Teröre karşı yapılan eylemlerde Kürtlerin hedef alınmasının çok büyük yanlış olacağını vurgulayan Mert, "PKK eşittir Kürt demek değildir. PKK, Kürt örgütü değildir. Batı'da bu eylemler Kürt düşmanlığına dönüşmemeli. Emperyalizmin istediği bu zaten. Biz çıkıp terörü lanetleyelim. Terörün karşısında hep beraber duralım. Siyasi herhangi bir sembol bulundurmayalım" ifadelerini kullandı.

- Patlayıcıların temini ve içeriği

Mayın ve Patlayıcı Uzmanı emekli Astsubay Ahmet Zengin de son zamanlarda birbiri ardına patlatılan ve yüksek tahribat etkisi yapan patlayıcıların kimyasal gübreler kullanılarak elde edildiğini söyledi.

"PKK'nın önceden hazırlanan patlayıcıları, Çözüm Süreci'nin devam ettiği dönemlerde siyasi uzantısı olan belediyeler aracılığıyla yola döşediğini" savunan Zengin, "PKK, kullandığı patlayıcıları, maalesef Türkiye'de bulunan ve çiftçilere tarımda kullanmaları maksadıyla verilen amonyum nitrat ve potasyum nitrat gübrelerden sağlıyor. Bu kimyasal gübrelerin içinde bulunan ve oranı yüzde 33 olan amonyum ve potasyum nitrata bazı maddeler katılarak patlayıcı elde ediliyor" diye konuştu.

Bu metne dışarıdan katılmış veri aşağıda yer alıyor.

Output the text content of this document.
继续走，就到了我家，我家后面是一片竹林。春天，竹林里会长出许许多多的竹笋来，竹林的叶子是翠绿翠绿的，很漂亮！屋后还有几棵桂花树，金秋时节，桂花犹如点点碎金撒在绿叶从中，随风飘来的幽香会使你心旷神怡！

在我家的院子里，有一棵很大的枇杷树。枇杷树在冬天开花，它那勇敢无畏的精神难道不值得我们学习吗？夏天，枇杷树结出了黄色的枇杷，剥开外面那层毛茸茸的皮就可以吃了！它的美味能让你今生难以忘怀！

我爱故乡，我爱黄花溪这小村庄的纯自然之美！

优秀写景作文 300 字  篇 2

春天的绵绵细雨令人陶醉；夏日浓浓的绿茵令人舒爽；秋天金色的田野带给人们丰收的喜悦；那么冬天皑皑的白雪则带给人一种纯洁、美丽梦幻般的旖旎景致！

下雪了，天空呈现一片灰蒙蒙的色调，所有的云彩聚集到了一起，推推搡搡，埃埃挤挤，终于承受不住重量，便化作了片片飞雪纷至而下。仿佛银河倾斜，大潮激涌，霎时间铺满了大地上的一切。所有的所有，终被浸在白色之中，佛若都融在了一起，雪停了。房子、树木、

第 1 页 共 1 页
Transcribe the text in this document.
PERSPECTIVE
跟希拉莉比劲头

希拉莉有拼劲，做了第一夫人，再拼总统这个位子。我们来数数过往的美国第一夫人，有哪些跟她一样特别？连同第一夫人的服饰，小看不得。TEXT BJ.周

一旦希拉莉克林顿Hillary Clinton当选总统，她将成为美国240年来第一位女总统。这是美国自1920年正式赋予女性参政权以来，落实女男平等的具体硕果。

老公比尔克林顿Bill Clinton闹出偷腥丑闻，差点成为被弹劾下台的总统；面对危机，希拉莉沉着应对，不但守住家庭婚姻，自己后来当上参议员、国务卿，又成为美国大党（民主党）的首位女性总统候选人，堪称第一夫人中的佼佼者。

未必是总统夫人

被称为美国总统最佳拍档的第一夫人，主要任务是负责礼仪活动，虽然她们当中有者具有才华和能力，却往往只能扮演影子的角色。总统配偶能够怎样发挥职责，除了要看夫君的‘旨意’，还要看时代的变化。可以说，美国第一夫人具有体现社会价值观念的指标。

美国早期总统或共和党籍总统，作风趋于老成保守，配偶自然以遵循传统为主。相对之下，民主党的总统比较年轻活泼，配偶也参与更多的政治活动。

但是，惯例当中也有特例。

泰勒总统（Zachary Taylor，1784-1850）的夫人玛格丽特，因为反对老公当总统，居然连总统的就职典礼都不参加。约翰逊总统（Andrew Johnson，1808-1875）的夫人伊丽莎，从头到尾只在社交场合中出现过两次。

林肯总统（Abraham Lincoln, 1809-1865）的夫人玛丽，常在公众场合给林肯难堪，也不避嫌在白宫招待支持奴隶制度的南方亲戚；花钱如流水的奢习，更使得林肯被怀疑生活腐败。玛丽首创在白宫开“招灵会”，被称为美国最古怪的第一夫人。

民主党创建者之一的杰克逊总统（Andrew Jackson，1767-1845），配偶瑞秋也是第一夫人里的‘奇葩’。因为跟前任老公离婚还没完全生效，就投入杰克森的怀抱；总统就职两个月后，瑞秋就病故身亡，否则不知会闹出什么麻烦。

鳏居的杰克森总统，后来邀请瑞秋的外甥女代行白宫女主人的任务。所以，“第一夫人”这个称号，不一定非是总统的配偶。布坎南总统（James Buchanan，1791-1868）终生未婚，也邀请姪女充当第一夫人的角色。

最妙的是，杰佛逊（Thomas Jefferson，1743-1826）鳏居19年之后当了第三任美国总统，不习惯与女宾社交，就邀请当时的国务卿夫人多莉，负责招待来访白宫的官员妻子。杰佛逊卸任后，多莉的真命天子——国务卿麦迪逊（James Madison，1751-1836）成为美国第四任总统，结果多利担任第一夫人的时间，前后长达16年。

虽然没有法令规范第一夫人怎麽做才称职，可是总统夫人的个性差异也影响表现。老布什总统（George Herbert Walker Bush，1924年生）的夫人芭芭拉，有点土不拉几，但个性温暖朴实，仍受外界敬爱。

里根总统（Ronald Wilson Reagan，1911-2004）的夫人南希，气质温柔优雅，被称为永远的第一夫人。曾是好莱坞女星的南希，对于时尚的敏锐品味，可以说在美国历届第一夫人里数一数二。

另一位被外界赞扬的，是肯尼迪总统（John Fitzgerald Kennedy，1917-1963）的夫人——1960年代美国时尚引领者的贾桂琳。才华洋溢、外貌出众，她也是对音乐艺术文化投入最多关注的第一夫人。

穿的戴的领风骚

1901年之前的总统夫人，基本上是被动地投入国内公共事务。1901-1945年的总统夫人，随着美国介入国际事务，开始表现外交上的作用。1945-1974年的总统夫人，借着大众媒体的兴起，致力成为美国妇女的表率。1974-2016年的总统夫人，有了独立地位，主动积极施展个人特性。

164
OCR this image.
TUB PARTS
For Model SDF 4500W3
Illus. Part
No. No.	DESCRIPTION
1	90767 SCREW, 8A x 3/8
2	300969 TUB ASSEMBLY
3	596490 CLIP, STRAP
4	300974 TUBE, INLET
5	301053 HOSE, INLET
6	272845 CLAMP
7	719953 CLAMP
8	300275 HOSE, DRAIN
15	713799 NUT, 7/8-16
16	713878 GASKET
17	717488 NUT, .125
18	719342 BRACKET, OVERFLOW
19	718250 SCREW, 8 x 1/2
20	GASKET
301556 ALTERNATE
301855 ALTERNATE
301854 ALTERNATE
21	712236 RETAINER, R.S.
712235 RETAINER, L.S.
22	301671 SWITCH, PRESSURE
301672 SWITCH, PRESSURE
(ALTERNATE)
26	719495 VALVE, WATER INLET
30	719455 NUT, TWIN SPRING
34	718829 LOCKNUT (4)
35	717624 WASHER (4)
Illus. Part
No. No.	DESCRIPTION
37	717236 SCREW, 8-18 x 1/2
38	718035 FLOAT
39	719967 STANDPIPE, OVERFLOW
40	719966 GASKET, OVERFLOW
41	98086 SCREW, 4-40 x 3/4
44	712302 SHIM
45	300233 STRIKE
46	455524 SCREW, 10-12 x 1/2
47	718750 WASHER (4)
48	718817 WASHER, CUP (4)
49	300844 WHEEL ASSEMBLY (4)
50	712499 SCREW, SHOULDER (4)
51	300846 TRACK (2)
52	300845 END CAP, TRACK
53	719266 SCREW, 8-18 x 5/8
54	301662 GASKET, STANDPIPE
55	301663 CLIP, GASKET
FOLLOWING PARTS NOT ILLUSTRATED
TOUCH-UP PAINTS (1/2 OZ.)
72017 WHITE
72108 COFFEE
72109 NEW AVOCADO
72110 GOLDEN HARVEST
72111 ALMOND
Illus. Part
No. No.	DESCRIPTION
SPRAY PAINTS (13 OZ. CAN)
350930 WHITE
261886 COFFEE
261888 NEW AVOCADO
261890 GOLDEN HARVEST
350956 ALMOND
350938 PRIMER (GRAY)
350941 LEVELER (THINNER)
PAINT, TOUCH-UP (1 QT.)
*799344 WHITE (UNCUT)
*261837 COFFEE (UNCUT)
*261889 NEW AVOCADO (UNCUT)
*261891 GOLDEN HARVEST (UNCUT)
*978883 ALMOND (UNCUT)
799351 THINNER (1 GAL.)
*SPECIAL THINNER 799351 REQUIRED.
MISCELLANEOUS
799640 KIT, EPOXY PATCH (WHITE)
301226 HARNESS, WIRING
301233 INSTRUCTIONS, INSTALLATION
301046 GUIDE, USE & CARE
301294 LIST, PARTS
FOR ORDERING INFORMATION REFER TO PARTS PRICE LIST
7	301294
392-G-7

Zengin, patlayıcı yapımında kullanılan kimyasal gübrelerin yurtdışından ithal edilebildiğini dile getirerek, gübrelerden yapılan patlayıcının adının "ANFO" olduğunu, şiddetinin artırılması için başka katkılarla desteklendiğini anlattı.

Ahmet Zengin, "Kimyasal gübre elde edildikten sonra bunun içine alüminyum tozu, metal parçaları ve mazot katarak patlayıcı lokum haline getiriyor. Ondan sonra ucuna fünye yerleştirilerek infilak ettiriliyor. Patlayıcıları, PKK'lılar bizatihi kendileri yapıyor. Bunun üretimi dışarıdan değil, içeridendir" şeklinde konuştu.